贡献者: addis
首先回顾拉格朗日方程为
\begin{equation}
\frac{\mathrm{d}}{\mathrm{d}{t}} \frac{\partial L}{\partial \dot q_i} = \frac{\partial L}{\partial q_i} ~, \qquad L(q,\dot q, t) = T - V~.
\end{equation}
正则动量为 $p_i = \partial L/\partial \dot q_i $,广义力为 $ \partial L/\partial q_i $, 拉氏方程就是广义力与正则动量的牛顿第二定律。对于任何广义坐标,拉格朗日方程的形式不变。
勒让德变换后,得到哈密顿正则方程为
\begin{equation}
\dot q_i = \frac{\partial H}{\partial p_i} ~,\qquad
\dot p_i = - \frac{\partial H}{\partial q_i} ~,
\end{equation}
其中 $H(p,q) = T + V$。我们通常简记 $q_1, \dots, q_N$ 为 $q$,简记 $\dot q_1, \dots, \dot q_N$ 为 $\dot q$。
1. 正则变换
若广义坐标 $q$ 变换到另一套广义坐标 $q'$,假设变换不显含时间,每个 $q_k$ 都是新坐标的函数 $q_k(q')$,有
\begin{equation}
\dot q_i = \sum_j \frac{\partial q_i}{\partial q'_j} \dot q'_j~,
\end{equation}
所以
\begin{equation}
\frac{\partial \dot q_k}{\partial \dot q'_i} = \frac{\partial q_k}{\partial q'_i} ~.
\end{equation}
另外可见广义速度的变换也和广义坐标有关:$\dot q_i = \dot q_i(q', \dot q')$。
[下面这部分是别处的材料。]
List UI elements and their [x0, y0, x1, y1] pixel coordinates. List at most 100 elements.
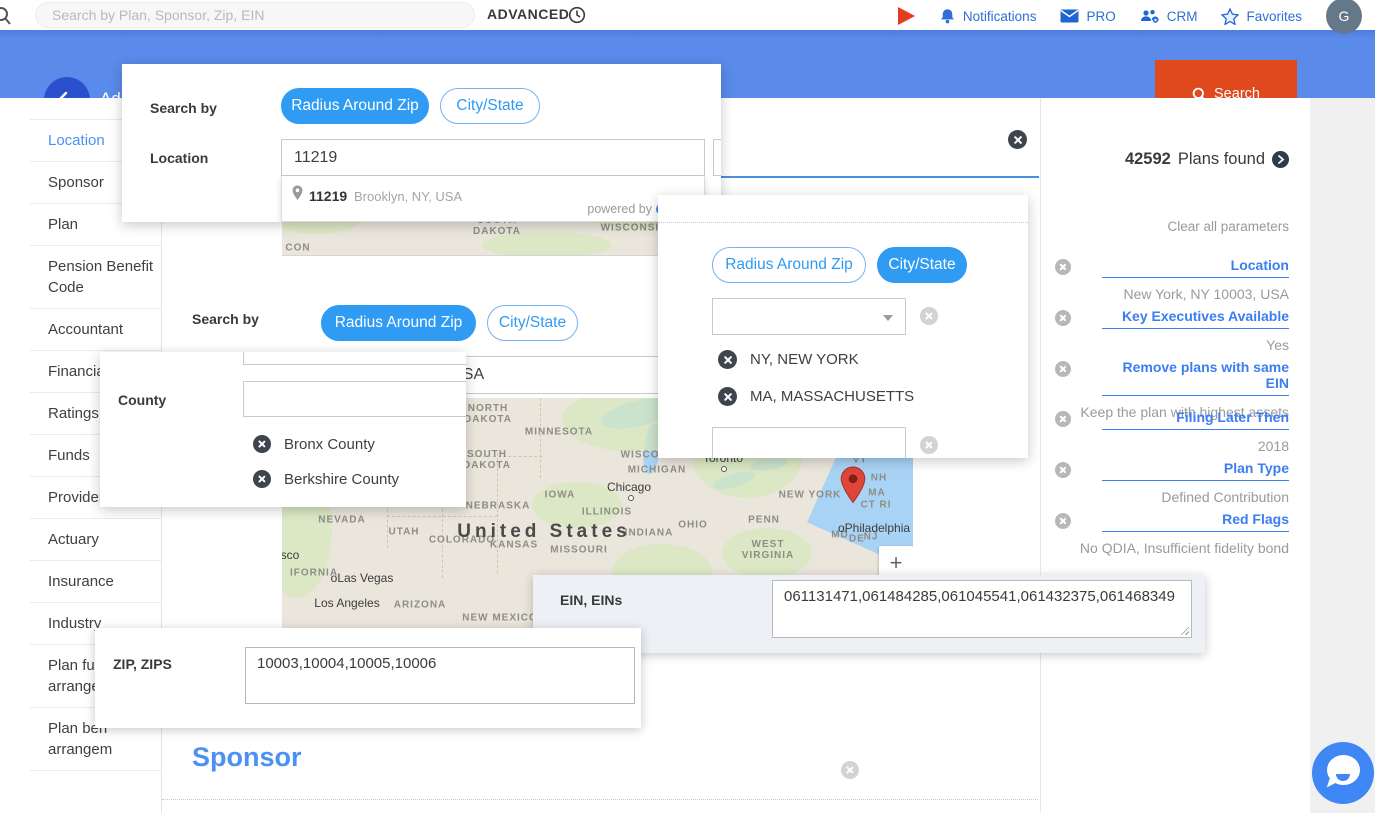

拉格朗日量是系统的状态量,所以 $L(q',\dot q', t) = L[q(q'),\dot q(q',\dot q'), t]$, 所以
\begin{equation}
p'_i = \frac{\partial L}{\partial \dot q'_i} = \sum_k \frac{\partial L}{\partial \dot q_k} \frac{\partial \dot q_k}{\partial \dot q'_i} = \sum_k \frac{\partial q_k}{\partial q'_i} p_k~,
\end{equation}
这就从坐标变换推出了动量变换。对于任何广义坐标以及对应的正则动量,哈密顿方程的形式不变(因为拉格朗日方程的形式不变,哈密顿方程是由拉格朗日方程推出来的),也有其他情况也不变。所有使正则方程成立的坐标叫做
正则坐标(canonical coordinates)。下面推导判断正则坐标的一般条件。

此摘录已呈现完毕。